Connecting to my own database using --api


I have a database (and an API) that could extract sentences containing specific words (ie: http://localhost:8080/word/10 will give me 10 sentences containing “word”)

I can add or adapt any endpoint I need.

I would like to do active learning (using ner.teach) using my database and I saw in your documentation that you provide support for that (reddit, twitter) with --api flag.

But I did not see the documentation to adapt my API and configure prodigy to use my own service.


prodigy ner.teach [dataset] en_core_web_sm "word" --api my_api --label ORG

Do I miss something ?


Hi! The most elegant way to make your own loader available is to create a small Python package and expose its functions via the prodigy_loaders or prodigy_apis entry points. You can find more info on this in the “Entry points” section in your PRODIGY_README.html. This will let you write --api my_api and Prodigy will find the loader automatically.
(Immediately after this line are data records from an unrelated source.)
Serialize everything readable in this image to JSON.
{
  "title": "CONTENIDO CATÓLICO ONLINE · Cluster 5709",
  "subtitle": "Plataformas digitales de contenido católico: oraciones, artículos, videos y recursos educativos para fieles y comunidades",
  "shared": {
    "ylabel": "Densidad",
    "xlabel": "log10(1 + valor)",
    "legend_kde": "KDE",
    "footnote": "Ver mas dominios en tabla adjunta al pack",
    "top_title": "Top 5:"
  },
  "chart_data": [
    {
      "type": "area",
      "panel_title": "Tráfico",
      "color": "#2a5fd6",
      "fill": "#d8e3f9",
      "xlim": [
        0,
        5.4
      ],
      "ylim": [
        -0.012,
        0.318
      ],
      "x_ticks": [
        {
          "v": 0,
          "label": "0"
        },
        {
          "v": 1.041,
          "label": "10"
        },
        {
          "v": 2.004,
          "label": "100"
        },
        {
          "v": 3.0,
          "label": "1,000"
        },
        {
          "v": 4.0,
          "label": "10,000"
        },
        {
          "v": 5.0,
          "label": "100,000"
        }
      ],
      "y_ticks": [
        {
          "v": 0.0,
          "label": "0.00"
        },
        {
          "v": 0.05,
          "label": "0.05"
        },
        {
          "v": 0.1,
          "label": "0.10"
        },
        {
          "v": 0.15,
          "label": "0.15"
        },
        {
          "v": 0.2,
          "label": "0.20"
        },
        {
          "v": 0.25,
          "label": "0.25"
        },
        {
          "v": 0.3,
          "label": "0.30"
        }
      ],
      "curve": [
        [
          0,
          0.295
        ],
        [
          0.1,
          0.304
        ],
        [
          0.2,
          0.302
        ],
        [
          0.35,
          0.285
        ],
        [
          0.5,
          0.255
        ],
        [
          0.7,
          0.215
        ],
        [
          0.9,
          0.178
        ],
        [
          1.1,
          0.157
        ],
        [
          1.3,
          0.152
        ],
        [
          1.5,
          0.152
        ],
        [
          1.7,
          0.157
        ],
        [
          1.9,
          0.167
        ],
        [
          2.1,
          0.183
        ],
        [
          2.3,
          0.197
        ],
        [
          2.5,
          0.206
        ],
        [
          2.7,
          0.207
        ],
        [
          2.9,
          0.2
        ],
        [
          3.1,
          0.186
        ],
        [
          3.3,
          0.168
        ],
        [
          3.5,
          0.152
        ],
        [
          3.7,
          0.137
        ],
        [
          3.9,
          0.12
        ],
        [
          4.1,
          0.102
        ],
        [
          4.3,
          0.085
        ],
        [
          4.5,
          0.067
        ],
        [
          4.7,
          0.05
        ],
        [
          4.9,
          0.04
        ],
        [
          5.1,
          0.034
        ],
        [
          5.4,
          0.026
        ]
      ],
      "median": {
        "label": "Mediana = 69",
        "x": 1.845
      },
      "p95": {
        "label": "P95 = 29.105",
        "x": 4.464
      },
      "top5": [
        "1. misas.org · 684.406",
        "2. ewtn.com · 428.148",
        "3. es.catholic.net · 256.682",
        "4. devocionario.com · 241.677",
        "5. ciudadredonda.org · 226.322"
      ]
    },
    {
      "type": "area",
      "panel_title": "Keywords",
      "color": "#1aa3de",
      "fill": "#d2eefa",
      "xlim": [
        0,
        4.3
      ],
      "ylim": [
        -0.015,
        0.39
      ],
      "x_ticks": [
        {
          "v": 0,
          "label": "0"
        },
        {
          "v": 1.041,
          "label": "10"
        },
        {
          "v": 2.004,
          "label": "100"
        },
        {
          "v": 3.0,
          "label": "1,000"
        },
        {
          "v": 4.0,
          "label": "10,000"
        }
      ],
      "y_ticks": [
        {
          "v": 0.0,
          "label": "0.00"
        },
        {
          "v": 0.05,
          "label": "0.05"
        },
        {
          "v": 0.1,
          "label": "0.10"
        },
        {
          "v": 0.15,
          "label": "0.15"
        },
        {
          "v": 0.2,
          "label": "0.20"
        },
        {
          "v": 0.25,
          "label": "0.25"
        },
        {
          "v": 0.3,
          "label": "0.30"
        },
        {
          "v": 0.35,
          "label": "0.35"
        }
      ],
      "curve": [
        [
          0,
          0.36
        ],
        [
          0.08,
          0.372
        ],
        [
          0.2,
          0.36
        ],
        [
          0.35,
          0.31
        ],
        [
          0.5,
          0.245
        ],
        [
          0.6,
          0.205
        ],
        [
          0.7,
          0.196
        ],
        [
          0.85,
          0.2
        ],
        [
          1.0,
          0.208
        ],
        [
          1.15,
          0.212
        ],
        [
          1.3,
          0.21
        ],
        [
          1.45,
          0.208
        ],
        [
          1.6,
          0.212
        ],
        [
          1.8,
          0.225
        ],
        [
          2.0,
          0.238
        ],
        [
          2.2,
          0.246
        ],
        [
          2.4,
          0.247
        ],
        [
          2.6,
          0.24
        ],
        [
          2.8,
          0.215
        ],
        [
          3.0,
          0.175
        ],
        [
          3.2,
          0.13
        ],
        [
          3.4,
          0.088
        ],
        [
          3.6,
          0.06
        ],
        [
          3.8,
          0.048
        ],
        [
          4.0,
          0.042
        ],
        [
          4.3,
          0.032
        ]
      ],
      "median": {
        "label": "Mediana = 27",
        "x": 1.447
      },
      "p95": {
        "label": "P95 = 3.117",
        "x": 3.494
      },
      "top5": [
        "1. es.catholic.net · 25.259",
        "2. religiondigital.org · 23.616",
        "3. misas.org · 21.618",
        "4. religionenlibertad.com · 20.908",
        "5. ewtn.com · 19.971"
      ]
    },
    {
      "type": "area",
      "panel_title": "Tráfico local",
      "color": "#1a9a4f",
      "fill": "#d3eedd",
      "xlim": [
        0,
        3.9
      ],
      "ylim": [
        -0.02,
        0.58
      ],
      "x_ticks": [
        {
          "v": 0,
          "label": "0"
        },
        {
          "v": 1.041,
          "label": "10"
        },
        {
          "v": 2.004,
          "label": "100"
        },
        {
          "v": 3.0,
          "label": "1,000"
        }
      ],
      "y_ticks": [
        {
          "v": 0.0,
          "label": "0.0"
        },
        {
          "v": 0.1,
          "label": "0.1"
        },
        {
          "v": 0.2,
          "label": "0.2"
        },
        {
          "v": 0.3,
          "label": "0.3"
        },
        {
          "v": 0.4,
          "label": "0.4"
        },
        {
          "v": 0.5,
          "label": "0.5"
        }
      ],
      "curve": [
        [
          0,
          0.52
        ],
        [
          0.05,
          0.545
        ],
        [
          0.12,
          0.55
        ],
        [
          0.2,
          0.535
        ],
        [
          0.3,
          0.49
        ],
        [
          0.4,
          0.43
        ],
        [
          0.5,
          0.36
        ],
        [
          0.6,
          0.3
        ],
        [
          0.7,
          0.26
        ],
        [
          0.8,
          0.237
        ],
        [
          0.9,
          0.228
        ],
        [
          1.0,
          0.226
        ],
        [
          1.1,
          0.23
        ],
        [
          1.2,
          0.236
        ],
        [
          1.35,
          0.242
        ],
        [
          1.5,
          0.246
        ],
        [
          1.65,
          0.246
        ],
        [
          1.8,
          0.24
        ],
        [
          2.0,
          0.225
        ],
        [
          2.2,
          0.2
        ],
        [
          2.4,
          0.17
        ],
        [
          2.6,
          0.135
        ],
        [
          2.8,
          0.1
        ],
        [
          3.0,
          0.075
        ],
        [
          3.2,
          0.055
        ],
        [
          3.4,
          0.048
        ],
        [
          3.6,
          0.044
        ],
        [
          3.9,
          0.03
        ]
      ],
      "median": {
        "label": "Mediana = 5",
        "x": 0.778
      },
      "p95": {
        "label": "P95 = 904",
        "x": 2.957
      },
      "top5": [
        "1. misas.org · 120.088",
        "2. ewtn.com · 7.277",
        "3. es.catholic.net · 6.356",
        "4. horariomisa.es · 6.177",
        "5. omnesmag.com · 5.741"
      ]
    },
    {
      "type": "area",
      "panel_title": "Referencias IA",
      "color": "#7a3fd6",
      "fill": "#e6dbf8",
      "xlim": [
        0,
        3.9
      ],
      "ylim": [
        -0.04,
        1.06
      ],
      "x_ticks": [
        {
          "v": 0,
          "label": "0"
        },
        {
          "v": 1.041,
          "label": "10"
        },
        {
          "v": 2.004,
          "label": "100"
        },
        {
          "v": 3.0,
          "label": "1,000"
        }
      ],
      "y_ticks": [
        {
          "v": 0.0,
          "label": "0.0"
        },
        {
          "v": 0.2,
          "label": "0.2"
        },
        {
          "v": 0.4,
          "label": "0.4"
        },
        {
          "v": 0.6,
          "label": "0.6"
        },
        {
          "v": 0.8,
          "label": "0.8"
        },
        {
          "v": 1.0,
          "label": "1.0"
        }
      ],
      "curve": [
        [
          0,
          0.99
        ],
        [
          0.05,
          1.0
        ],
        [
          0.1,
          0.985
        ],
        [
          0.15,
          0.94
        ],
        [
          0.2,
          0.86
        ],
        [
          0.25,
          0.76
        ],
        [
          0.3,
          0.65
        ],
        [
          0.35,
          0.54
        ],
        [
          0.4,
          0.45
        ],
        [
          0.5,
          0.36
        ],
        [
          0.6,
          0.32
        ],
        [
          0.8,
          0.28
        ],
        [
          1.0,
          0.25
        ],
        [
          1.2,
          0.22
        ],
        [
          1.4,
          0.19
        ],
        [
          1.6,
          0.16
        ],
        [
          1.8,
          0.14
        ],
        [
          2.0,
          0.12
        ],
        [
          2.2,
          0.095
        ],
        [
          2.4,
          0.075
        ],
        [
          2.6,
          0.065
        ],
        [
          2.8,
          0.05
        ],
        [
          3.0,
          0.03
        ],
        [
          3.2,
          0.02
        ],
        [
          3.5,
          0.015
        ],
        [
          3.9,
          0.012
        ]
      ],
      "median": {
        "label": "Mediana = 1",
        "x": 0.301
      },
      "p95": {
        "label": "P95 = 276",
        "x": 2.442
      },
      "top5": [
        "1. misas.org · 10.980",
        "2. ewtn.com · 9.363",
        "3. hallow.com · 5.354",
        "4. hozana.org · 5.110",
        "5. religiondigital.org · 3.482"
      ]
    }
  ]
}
That said, if you’re just getting started, it might be a little overkill and it’s probably easier to start with a custom recipe or loader script. You can find more info and example of this in the loaders section here.

A loader is usually a Python generator that loads the data (duh) and yields dictionaries in Prodigy’s JSON format. For example, {"text": "Some text"}. Because it’s just a regular Python function, it’s pretty flexible – you can make one API request, several API requests, keep state (like, the page number used for the request) and so on. Here’s a dummy example:

def your_custom_loader():
    data = requests.get("").json()
    for record in data:
        # Let's assume your API returns the text as "raw_text"
        yield {"text": record["raw_text"]}
1 Like

Thanks a lot Ines, I’ll try that !

1 Like